• November 20, 2014

Colorado Supreme Court Says State Law Trumps University's Ban on Guns

Colorado's Supreme Court ruled on Monday that students and others who have permits to carry concealed handguns must be allowed to bring them onto University of Colorado campuses. But the court avoided striking down the university's blanket gun ban altogether.

The ruling, in a case brought by a group called Students for Concealed Carry on Campus, holds that the state legislature did not mean to exempt the university system from a 2003 law allowing permit holders "to carry a concealed handgun in all areas of the state," with exceptions only for elementary and secondary schools and public buildings with security checkpoints. The court noted that the legislature could have included an exception for university campuses too but did not.

The university had argued that its 1994 policy banning all firearms was permissible because the Board of Regents is granted constitutional authority to set policies for its campuses. But the court said it had recognized exceptions to the board's authority in prior cases.
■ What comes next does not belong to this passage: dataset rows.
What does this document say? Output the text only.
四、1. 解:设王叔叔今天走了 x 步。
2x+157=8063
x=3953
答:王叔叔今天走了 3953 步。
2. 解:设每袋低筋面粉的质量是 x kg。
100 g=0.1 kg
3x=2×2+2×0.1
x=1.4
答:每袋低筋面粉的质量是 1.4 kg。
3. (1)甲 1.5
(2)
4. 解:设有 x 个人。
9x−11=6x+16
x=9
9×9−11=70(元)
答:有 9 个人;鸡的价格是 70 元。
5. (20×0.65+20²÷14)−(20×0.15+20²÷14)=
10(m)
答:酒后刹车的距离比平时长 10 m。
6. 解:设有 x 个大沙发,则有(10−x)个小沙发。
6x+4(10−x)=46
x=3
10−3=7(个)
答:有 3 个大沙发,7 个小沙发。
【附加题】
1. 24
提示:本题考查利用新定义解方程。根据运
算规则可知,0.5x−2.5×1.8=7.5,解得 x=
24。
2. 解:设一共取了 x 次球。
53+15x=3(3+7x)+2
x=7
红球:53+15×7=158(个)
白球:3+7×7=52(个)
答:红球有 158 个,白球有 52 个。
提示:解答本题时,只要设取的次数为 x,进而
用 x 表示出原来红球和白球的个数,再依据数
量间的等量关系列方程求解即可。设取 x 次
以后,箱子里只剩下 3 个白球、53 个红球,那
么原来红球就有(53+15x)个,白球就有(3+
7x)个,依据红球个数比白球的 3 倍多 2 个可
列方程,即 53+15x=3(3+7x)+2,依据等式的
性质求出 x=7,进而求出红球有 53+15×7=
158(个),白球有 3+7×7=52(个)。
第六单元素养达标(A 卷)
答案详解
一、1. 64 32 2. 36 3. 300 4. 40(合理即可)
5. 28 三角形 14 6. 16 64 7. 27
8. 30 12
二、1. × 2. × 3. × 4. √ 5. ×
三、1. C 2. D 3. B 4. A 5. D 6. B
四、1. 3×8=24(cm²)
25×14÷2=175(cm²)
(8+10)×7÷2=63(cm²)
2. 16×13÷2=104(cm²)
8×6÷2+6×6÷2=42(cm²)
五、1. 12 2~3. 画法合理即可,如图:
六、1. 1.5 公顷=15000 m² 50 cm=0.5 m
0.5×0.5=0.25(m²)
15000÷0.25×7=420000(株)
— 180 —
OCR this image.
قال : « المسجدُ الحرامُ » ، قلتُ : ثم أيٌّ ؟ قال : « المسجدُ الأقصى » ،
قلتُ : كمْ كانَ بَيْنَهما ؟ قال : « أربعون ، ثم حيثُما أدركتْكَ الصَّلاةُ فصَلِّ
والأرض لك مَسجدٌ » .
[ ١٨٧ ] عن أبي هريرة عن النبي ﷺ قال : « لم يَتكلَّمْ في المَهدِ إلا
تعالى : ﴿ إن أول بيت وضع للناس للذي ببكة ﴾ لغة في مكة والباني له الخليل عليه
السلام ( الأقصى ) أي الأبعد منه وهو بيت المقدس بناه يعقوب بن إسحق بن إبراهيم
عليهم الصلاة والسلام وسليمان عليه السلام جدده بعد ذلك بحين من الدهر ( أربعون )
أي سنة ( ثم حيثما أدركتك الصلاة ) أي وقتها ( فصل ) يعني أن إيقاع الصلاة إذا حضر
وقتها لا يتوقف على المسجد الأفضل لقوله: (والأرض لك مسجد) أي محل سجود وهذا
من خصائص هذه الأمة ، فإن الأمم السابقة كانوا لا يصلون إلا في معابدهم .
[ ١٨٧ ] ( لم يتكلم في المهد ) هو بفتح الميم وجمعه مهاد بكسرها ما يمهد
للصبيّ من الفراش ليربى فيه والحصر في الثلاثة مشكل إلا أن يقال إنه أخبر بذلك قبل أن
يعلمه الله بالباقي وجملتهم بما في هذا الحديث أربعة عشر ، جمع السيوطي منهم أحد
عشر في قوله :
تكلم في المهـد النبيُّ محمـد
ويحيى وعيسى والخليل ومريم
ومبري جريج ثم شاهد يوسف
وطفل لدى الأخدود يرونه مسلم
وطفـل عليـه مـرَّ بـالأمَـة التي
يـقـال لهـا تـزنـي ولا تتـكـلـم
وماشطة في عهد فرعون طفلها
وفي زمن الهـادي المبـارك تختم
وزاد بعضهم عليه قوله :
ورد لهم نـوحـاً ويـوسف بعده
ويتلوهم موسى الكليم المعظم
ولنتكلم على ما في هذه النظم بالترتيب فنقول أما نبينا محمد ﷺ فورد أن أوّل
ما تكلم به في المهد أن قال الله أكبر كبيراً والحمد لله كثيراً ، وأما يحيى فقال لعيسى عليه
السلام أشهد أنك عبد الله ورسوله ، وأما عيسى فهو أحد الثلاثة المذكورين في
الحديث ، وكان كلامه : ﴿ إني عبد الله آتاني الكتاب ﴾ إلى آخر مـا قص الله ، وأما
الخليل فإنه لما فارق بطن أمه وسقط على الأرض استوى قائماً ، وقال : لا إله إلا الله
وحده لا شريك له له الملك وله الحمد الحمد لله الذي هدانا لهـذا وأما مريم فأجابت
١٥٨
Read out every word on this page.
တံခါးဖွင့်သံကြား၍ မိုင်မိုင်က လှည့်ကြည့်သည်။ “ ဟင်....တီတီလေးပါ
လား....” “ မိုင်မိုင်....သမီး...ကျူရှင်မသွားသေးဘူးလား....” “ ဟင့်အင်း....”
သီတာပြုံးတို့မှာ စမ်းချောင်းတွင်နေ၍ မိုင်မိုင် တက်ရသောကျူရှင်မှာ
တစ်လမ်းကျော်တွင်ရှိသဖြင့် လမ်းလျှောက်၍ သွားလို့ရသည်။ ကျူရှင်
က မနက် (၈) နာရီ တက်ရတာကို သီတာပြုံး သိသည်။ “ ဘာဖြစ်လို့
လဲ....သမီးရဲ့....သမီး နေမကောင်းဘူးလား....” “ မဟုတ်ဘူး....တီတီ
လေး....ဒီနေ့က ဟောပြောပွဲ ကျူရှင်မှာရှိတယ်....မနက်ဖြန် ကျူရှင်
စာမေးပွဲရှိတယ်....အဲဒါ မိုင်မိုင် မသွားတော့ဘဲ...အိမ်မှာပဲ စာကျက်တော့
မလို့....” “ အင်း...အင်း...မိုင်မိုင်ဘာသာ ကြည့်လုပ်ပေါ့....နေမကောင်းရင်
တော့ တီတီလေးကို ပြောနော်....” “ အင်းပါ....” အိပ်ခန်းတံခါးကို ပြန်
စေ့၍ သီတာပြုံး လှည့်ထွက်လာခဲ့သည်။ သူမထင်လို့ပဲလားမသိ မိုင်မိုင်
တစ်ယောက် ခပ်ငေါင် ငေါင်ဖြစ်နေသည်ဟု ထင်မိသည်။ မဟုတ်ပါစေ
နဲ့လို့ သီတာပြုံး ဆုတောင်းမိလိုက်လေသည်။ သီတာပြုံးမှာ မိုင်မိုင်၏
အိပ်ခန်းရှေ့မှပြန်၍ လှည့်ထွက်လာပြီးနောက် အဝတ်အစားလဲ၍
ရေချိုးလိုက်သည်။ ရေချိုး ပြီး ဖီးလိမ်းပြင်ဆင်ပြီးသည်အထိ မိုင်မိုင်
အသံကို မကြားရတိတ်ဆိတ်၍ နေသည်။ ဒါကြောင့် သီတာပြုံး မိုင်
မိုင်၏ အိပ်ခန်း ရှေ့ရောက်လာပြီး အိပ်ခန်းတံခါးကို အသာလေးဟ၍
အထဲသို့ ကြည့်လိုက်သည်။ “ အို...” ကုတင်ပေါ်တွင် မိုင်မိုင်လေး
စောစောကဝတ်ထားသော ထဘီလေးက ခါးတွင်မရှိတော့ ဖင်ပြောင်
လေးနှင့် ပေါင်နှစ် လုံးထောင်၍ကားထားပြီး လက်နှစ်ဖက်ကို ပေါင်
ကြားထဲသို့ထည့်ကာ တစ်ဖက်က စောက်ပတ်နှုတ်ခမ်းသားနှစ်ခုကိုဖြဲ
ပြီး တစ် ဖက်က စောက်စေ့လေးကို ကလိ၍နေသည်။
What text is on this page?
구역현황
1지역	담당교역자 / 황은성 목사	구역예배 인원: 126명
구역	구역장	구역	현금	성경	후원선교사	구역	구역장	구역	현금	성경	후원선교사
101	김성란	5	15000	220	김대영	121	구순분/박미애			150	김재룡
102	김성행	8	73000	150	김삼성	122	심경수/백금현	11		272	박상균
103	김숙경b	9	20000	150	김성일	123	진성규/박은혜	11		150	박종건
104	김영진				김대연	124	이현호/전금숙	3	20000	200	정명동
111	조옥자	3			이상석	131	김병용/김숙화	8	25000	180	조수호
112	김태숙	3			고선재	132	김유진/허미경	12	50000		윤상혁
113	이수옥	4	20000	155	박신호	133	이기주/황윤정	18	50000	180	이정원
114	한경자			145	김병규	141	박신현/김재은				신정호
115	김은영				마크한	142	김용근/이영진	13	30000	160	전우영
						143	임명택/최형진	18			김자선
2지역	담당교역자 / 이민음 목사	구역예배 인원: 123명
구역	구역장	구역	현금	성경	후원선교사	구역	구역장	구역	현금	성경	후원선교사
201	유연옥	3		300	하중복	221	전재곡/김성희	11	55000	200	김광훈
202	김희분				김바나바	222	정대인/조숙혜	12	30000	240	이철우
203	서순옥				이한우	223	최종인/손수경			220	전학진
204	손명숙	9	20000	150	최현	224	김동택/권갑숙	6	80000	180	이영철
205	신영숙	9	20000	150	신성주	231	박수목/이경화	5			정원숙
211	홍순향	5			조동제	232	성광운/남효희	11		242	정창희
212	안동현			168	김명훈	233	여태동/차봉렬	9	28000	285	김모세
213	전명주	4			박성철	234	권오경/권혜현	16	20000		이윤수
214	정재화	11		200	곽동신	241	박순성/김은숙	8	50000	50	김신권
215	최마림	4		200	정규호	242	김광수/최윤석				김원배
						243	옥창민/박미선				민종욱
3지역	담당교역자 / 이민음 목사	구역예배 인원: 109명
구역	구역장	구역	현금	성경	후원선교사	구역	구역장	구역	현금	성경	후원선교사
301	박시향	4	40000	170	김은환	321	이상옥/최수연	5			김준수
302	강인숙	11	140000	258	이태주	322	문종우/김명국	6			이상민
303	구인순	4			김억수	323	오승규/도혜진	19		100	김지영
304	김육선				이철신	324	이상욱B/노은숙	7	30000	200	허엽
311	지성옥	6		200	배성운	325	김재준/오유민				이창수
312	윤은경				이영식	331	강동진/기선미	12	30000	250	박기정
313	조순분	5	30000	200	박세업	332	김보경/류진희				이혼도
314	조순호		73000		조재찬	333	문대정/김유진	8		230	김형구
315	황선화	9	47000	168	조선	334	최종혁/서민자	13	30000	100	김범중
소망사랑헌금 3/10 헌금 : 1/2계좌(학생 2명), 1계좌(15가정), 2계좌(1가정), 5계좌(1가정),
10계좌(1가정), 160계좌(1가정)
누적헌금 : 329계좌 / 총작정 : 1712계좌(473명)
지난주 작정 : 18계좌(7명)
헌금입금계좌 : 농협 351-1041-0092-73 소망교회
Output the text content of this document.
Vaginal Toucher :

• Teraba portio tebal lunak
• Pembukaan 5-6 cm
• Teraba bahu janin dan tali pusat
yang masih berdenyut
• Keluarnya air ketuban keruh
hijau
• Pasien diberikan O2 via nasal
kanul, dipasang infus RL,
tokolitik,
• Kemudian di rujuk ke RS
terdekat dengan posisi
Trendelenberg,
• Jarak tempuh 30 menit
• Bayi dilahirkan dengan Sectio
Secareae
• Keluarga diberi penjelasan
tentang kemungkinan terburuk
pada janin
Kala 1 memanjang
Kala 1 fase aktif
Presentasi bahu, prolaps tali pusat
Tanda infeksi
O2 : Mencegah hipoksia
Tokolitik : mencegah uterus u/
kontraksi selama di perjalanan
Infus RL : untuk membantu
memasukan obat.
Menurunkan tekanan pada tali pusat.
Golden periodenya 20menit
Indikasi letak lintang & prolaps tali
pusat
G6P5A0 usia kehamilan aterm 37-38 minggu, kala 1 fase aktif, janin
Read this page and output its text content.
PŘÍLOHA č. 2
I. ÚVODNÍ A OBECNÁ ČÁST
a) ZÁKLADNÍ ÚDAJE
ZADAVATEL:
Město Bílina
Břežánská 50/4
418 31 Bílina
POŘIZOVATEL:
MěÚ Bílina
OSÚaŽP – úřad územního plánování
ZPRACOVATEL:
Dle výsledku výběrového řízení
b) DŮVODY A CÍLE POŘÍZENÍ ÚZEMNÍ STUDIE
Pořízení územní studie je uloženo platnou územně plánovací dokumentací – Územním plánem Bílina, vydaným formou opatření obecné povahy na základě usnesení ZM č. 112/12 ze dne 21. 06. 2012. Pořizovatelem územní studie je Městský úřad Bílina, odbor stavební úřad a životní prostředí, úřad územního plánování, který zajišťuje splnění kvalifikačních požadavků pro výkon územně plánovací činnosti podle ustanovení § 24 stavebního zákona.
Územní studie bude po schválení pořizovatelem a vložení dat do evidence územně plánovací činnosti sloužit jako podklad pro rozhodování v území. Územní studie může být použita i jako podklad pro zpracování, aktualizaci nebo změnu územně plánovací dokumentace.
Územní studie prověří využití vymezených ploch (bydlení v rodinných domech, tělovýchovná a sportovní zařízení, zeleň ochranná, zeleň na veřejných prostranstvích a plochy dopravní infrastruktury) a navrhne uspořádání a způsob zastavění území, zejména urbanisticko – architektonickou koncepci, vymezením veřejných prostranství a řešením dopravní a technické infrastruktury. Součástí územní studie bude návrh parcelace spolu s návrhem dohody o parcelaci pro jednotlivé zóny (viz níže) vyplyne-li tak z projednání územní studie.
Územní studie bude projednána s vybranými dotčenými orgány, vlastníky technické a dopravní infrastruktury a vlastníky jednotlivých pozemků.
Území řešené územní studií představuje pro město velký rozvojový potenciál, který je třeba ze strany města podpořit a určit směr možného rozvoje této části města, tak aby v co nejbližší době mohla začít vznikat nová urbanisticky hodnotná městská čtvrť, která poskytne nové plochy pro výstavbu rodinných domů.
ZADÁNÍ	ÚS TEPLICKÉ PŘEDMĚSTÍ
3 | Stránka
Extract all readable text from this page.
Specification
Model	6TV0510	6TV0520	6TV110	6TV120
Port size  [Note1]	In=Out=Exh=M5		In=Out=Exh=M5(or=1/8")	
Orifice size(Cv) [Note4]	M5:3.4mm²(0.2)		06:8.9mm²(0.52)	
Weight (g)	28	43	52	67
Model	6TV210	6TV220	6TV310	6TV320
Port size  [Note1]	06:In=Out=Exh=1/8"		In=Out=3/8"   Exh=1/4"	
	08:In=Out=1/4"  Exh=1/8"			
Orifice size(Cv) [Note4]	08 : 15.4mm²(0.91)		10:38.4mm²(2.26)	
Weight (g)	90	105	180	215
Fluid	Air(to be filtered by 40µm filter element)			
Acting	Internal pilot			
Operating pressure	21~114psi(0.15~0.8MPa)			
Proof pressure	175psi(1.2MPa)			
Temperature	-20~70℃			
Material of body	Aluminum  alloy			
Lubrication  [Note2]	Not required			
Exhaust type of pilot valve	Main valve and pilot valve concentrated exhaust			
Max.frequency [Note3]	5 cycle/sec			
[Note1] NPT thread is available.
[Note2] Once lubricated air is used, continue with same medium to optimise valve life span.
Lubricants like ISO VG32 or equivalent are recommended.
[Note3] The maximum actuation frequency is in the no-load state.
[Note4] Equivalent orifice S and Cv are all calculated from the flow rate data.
The court did not, however, consider another, broader argument advanced by Students for Concealed Carry on Campus—that the universities' gun ban placed an impermissible limit on the state constitution's guarantee of a right to bear arms. The justices said that because this case could be resolved by deciding the statutory claim, they did not need to consider the constitutional question.

That leaves intact the rest of the university policy, which prohibits "possession of firearms, explosives, and other dangerous or illegal weapons" on the campuses.

Bruce D. Benson, the university's president, released a statement saying that he was disappointed by the court's ruling, but that the university would "abide by the ruling and determine how it affects our campuses." In addition to the main campus, in Boulder, the university has campuses in Colorado Springs and Denver, as well as a medical campus, also in Denver.

The case was being closely watched elsewhere, including at Colorado State University, which in 2010 backed away from a plan to adopt a concealed-weapons ban of its own.